When Cohen questioned the condition with his attorney, U.S. Marshals shackled him and sent him to prison in July 2020. He was then transferred to a federal prison in Otisville, where he was placed in solitary confinement for 16 days.
Summarizing his complaint, Liman noted: “These conditions caused health problems for Cohen; his blood pressure was elevated, resulting in severe headaches, shortness of breath, and anxiety, which required immediate medical attention.”
After a federal judge ordered Cohen’s release from prison — deeming it to have been retaliatory — Cohen filed his civil rights lawsuit on Dec. 17, 2021.
But Liman ruled that multiple Supreme Court’s precedents doomed his case, including Egbert v. Boule, which held that Bivens claims do not extend to First Amendment retaliation.
“That holding squarely forecloses Cohen’s First Amendment retaliation claim here,” the ruling states. “And the Court’s broader Bivens jurisprudence forecloses his Fourth Amendment claim as well; there is no question that it is factually distinct from the Fourth Amendment claim implied in Bivens.”
As for Cohen’s Eighth Amendment claim regarding his solitary confinement, Liman found that the Supreme Court’s ruling in Carlson v. Green shut that door.
“Cohen’s Eighth Amendment claim centers on the conditions of his solitary confinement, which—although he claims ‘posed serious health risks’—did not result in him receiving inadequate medical care,” Liman wrote. “To the contrary, the complaint states that the conditions resulted in Cohen’s ‘blood pressure bec[oming] dangerously high resulting in severe headaches, shortness of breath, and anxiety requiring immediate medical attention,’ implying, if anything, that ‘immediate medical attention’ was provided to him.”
Judge Liman, however, appeared to signal regret about how those precedents mandated the failure of those claims.
“As such, Cohen’s Bivens claims must be dismissed,” Liman wrote. “Before doing so, however, this Court pauses to reiterate the profound violence this holding does to Cohen’s constitutional rights. Cohen’s complaint alleges an egregious violation of constitutional rights by the executive branch—nothing short of the use of executive power to lock up the President’s political enemies for speaking critically of him.

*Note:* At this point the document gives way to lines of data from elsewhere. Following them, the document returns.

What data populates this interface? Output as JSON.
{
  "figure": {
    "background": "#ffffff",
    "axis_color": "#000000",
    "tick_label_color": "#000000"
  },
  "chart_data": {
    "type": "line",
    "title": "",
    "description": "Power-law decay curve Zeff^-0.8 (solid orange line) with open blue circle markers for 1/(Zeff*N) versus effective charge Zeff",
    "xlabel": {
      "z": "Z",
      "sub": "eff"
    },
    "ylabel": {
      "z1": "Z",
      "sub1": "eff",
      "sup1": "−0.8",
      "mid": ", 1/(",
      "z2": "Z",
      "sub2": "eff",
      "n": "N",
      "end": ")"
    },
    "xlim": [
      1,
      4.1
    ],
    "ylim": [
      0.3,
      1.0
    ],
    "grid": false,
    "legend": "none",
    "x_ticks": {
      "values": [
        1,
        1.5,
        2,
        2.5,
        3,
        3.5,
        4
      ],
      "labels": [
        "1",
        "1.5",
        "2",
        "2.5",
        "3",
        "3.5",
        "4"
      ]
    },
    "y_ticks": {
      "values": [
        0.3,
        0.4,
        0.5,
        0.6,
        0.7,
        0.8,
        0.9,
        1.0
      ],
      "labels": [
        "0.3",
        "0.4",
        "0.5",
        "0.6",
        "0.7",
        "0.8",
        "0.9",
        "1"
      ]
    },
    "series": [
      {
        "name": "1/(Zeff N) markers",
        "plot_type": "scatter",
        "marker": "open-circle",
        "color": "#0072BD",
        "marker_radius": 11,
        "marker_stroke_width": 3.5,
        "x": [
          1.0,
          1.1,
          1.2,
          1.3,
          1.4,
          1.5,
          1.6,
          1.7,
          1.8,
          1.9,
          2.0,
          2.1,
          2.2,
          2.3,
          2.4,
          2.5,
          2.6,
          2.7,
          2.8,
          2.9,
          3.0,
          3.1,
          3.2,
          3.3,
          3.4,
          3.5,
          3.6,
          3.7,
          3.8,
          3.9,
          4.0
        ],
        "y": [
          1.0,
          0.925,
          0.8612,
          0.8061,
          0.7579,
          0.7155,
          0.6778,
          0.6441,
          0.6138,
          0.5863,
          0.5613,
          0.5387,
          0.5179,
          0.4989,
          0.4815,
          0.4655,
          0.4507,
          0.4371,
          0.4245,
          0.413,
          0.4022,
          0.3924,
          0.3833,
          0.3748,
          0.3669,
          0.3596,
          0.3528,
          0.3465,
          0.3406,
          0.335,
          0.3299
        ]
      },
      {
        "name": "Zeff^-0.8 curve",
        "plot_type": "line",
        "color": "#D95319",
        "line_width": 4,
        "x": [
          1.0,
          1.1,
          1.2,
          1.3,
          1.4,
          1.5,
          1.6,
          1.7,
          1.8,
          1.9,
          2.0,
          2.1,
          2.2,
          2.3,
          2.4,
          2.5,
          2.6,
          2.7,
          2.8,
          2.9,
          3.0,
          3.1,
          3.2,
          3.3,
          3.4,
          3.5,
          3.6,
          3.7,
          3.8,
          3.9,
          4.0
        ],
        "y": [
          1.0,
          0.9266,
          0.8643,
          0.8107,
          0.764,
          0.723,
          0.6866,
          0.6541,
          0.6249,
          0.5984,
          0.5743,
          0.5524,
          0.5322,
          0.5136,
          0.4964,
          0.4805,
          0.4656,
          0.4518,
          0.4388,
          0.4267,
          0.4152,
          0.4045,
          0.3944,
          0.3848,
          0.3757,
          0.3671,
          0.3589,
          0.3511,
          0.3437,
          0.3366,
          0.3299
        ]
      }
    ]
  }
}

The Supreme Court’s precedents ensure that there is at best a partial remedy for the abuse of power and violation of rights against the perpetrators of those wrongs.”

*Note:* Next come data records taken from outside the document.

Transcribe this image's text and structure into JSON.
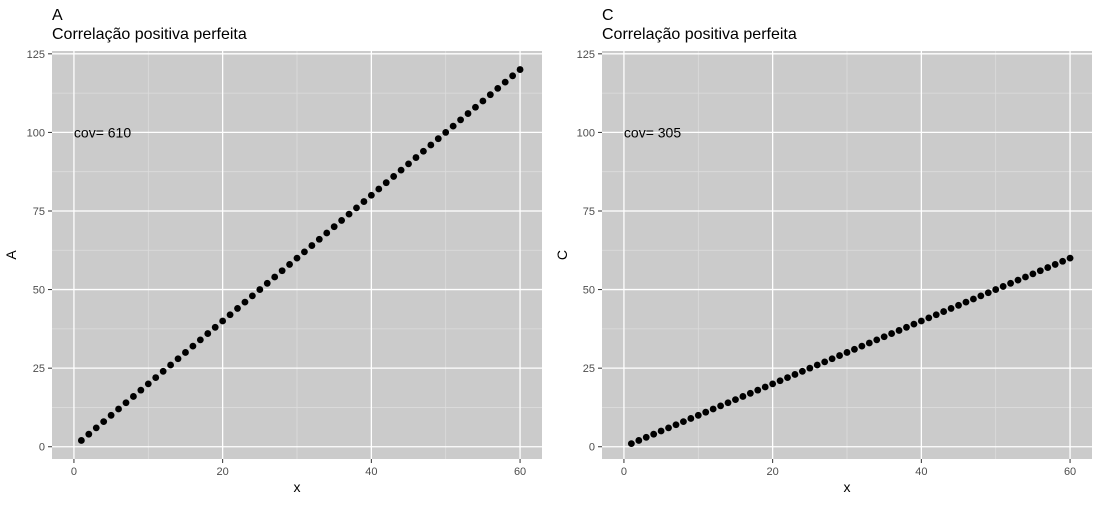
{
  "chart_data": [
    {
      "type": "scatter",
      "tag": "A",
      "title": "Correlação positiva perfeita",
      "xlabel": "x",
      "ylabel": "A",
      "annotation": "cov= 610",
      "annotation_at": {
        "x": 0,
        "y": 100
      },
      "xlim": [
        -2.95,
        62.95
      ],
      "ylim": [
        -3.9,
        125.9
      ],
      "x_ticks": [
        0,
        20,
        40,
        60
      ],
      "x_tick_labels": [
        "0",
        "20",
        "40",
        "60"
      ],
      "y_ticks": [
        0,
        25,
        50,
        75,
        100,
        125
      ],
      "y_tick_labels": [
        "0",
        "25",
        "50",
        "75",
        "100",
        "125"
      ],
      "grid": true,
      "x": [
        1,
        2,
        3,
        4,
        5,
        6,
        7,
        8,
        9,
        10,
        11,
        12,
        13,
        14,
        15,
        16,
        17,
        18,
        19,
        20,
        21,
        22,
        23,
        24,
        25,
        26,
        27,
        28,
        29,
        30,
        31,
        32,
        33,
        34,
        35,
        36,
        37,
        38,
        39,
        40,
        41,
        42,
        43,
        44,
        45,
        46,
        47,
        48,
        49,
        50,
        51,
        52,
        53,
        54,
        55,
        56,
        57,
        58,
        59,
        60
      ],
      "y": [
        2,
        4,
        6,
        8,
        10,
        12,
        14,
        16,
        18,
        20,
        22,
        24,
        26,
        28,
        30,
        32,
        34,
        36,
        38,
        40,
        42,
        44,
        46,
        48,
        50,
        52,
        54,
        56,
        58,
        60,
        62,
        64,
        66,
        68,
        70,
        72,
        74,
        76,
        78,
        80,
        82,
        84,
        86,
        88,
        90,
        92,
        94,
        96,
        98,
        100,
        102,
        104,
        106,
        108,
        110,
        112,
        114,
        116,
        118,
        120
      ]
    },
    {
      "type": "scatter",
      "tag": "C",
      "title": "Correlação positiva perfeita",
      "xlabel": "x",
      "ylabel": "C",
      "annotation": "cov= 305",
      "annotation_at": {
        "x": 0,
        "y": 100
      },
      "xlim": [
        -2.95,
        62.95
      ],
      "ylim": [
        -3.9,
        125.9
      ],
      "x_ticks": [
        0,
        20,
        40,
        60
      ],
      "x_tick_labels": [
        "0",
        "20",
        "40",
        "60"
      ],
      "y_ticks": [
        0,
        25,
        50,
        75,
        100,
        125
      ],
      "y_tick_labels": [
        "0",
        "25",
        "50",
        "75",
        "100",
        "125"
      ],
      "grid": true,
      "x": [
        1,
        2,
        3,
        4,
        5,
        6,
        7,
        8,
        9,
        10,
        11,
        12,
        13,
        14,
        15,
        16,
        17,
        18,
        19,
        20,
        21,
        22,
        23,
        24,
        25,
        26,
        27,
        28,
        29,
        30,
        31,
        32,
        33,
        34,
        35,
        36,
        37,
        38,
        39,
        40,
        41,
        42,
        43,
        44,
        45,
        46,
        47,
        48,
        49,
        50,
        51,
        52,
        53,
        54,
        55,
        56,
        57,
        58,
        59,
        60
      ],
      "y": [
        1,
        2,
        3,
        4,
        5,
        6,
        7,
        8,
        9,
        10,
        11,
        12,
        13,
        14,
        15,
        16,
        17,
        18,
        19,
        20,
        21,
        22,
        23,
        24,
        25,
        26,
        27,
        28,
        29,
        30,
        31,
        32,
        33,
        34,
        35,
        36,
        37,
        38,
        39,
        40,
        41,
        42,
        43,
        44,
        45,
        46,
        47,
        48,
        49,
        50,
        51,
        52,
        53,
        54,
        55,
        56,
        57,
        58,
        59,
        60
      ]
    }
  ],
  "colors": {
    "panel_background": "#cbcbcb",
    "grid_major": "#ffffff",
    "grid_minor": "#dcdcdc",
    "points": "#000000",
    "text": "#000000",
    "tick_text": "#4d4d4d"
  }
}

Setting aside another set of allegations, Liman held that the U.S. government immune from Cohen’s lawsuit.
In a lengthy statement, Cohen told Law&Crime that he knew that despite Judge Hellerstein’s “crystal clear” retaliation findings, “I knew that the government would do everything in its power to deny my case so as to protect the institution.”
“Granting this motion prevents me from obtaining documents that would expose what happens when you have a corrupt president who weaponizes the DOJ through a complicit attorney general,” he wrote.

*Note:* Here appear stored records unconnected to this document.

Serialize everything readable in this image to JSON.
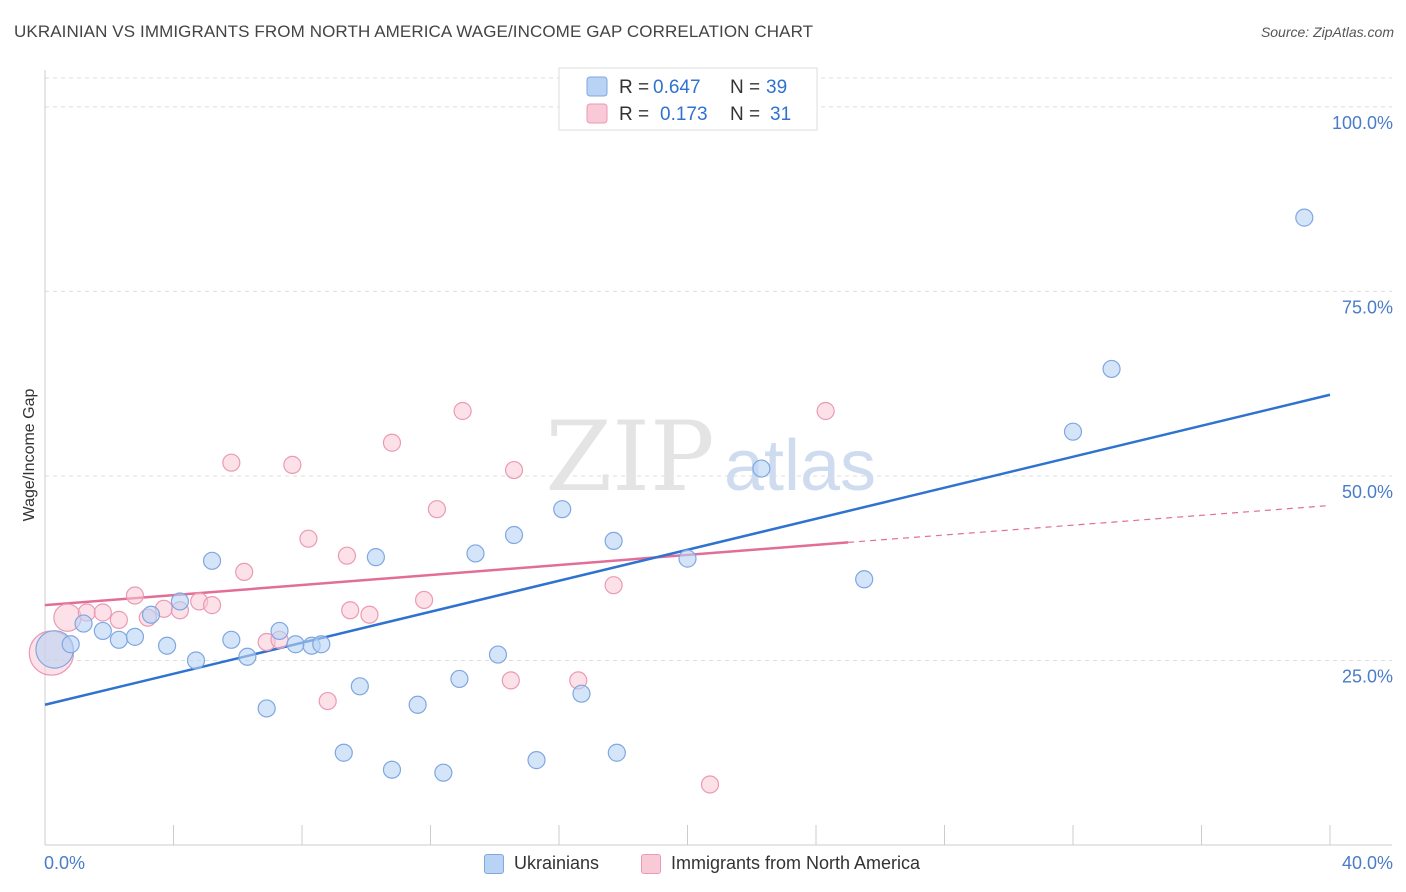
{
  "title": "UKRAINIAN VS IMMIGRANTS FROM NORTH AMERICA WAGE/INCOME GAP CORRELATION CHART",
  "source": "Source: ZipAtlas.com",
  "watermark": {
    "zip": "ZIP",
    "atlas": "atlas"
  },
  "stats_legend": [
    {
      "r_label": "R = ",
      "r_value": "0.647",
      "n_label": "N = ",
      "n_value": "39"
    },
    {
      "r_label": "R = ",
      "r_value": "0.173",
      "n_label": "N = ",
      "n_value": "31"
    }
  ],
  "bottom_legend": {
    "blue": "Ukrainians",
    "pink": "Immigrants from North America"
  },
  "colors": {
    "blue_fill": "#b9d3f5",
    "blue_stroke": "#7fa7e0",
    "blue_line": "#2f72d0",
    "pink_fill": "#f9c9d7",
    "pink_stroke": "#eb9ab4",
    "pink_line": "#e26e97",
    "tick_text": "#4a7cc9",
    "grid": "#dddddd"
  },
  "chart_data": {
    "type": "scatter",
    "title": "UKRAINIAN VS IMMIGRANTS FROM NORTH AMERICA WAGE/INCOME GAP CORRELATION CHART",
    "xlabel": "",
    "ylabel": "Wage/Income Gap",
    "xlim": [
      0,
      40
    ],
    "ylim": [
      0,
      105
    ],
    "x_tick_labels": [
      "0.0%",
      "40.0%"
    ],
    "y_ticks": [
      25,
      50,
      75,
      100
    ],
    "y_tick_labels": [
      "25.0%",
      "50.0%",
      "75.0%",
      "100.0%"
    ],
    "grid": true,
    "legend_position": "top-center",
    "series": [
      {
        "name": "Ukrainians",
        "r": 0.647,
        "n": 39,
        "trend": {
          "x": [
            0,
            40
          ],
          "y": [
            19,
            61
          ]
        },
        "points": [
          [
            0.3,
            26.5,
            2.2
          ],
          [
            0.8,
            27.2,
            1
          ],
          [
            1.2,
            30,
            1
          ],
          [
            1.8,
            29,
            1
          ],
          [
            2.3,
            27.8,
            1
          ],
          [
            2.8,
            28.2,
            1
          ],
          [
            3.3,
            31.2,
            1
          ],
          [
            3.8,
            27,
            1
          ],
          [
            4.2,
            33,
            1
          ],
          [
            4.7,
            25,
            1
          ],
          [
            5.2,
            38.5,
            1
          ],
          [
            5.8,
            27.8,
            1
          ],
          [
            6.3,
            25.5,
            1
          ],
          [
            6.9,
            18.5,
            1
          ],
          [
            7.3,
            29,
            1
          ],
          [
            7.8,
            27.2,
            1
          ],
          [
            8.3,
            27,
            1
          ],
          [
            8.6,
            27.2,
            1
          ],
          [
            9.3,
            12.5,
            1
          ],
          [
            9.8,
            21.5,
            1
          ],
          [
            10.3,
            39,
            1
          ],
          [
            10.8,
            10.2,
            1
          ],
          [
            11.6,
            19,
            1
          ],
          [
            12.4,
            9.8,
            1
          ],
          [
            12.9,
            22.5,
            1
          ],
          [
            13.4,
            39.5,
            1
          ],
          [
            14.1,
            25.8,
            1
          ],
          [
            14.6,
            42,
            1
          ],
          [
            15.3,
            11.5,
            1
          ],
          [
            16.1,
            45.5,
            1
          ],
          [
            16.7,
            20.5,
            1
          ],
          [
            17.7,
            41.2,
            1
          ],
          [
            17.8,
            12.5,
            1
          ],
          [
            20,
            38.8,
            1
          ],
          [
            22.3,
            51,
            1
          ],
          [
            25.5,
            36,
            1
          ],
          [
            32,
            56,
            1
          ],
          [
            33.2,
            64.5,
            1
          ],
          [
            39.2,
            85,
            1
          ]
        ]
      },
      {
        "name": "Immigrants from North America",
        "r": 0.173,
        "n": 31,
        "trend": {
          "x": [
            0,
            25
          ],
          "y": [
            32.5,
            41
          ],
          "dashed_to": {
            "x": 40,
            "y": 46
          }
        },
        "points": [
          [
            0.2,
            26,
            2.6
          ],
          [
            0.7,
            30.8,
            1.6
          ],
          [
            1.3,
            31.5,
            1
          ],
          [
            1.8,
            31.5,
            1
          ],
          [
            2.3,
            30.5,
            1
          ],
          [
            2.8,
            33.8,
            1
          ],
          [
            3.2,
            30.8,
            1
          ],
          [
            3.7,
            32,
            1
          ],
          [
            4.2,
            31.8,
            1
          ],
          [
            4.8,
            33,
            1
          ],
          [
            5.2,
            32.5,
            1
          ],
          [
            5.8,
            51.8,
            1
          ],
          [
            6.2,
            37,
            1
          ],
          [
            6.9,
            27.5,
            1
          ],
          [
            7.3,
            27.8,
            1
          ],
          [
            7.7,
            51.5,
            1
          ],
          [
            8.2,
            41.5,
            1
          ],
          [
            8.8,
            19.5,
            1
          ],
          [
            9.4,
            39.2,
            1
          ],
          [
            9.5,
            31.8,
            1
          ],
          [
            10.1,
            31.2,
            1
          ],
          [
            10.8,
            54.5,
            1
          ],
          [
            11.8,
            33.2,
            1
          ],
          [
            12.2,
            45.5,
            1
          ],
          [
            13,
            58.8,
            1
          ],
          [
            14.5,
            22.3,
            1
          ],
          [
            14.6,
            50.8,
            1
          ],
          [
            16.6,
            22.3,
            1
          ],
          [
            17.7,
            35.2,
            1
          ],
          [
            20.7,
            8.2,
            1
          ],
          [
            24.3,
            58.8,
            1
          ]
        ]
      }
    ]
  }
}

“I disagree with Judge Liman’s decision and believe he is simply wrong on both the Bivens claim as well as the FTCA claims,” he continued. “At every turn I have been silenced and derailed in my efforts to expose the unethical and unconstitutional tactics used against me by the previous administration. Despite all this, I will not be deterred in continuing my journey of speaking truth to power.”
Update on Nov. 15, 2022 at 2:44 p.m.: This story now includes Cohen’s comment.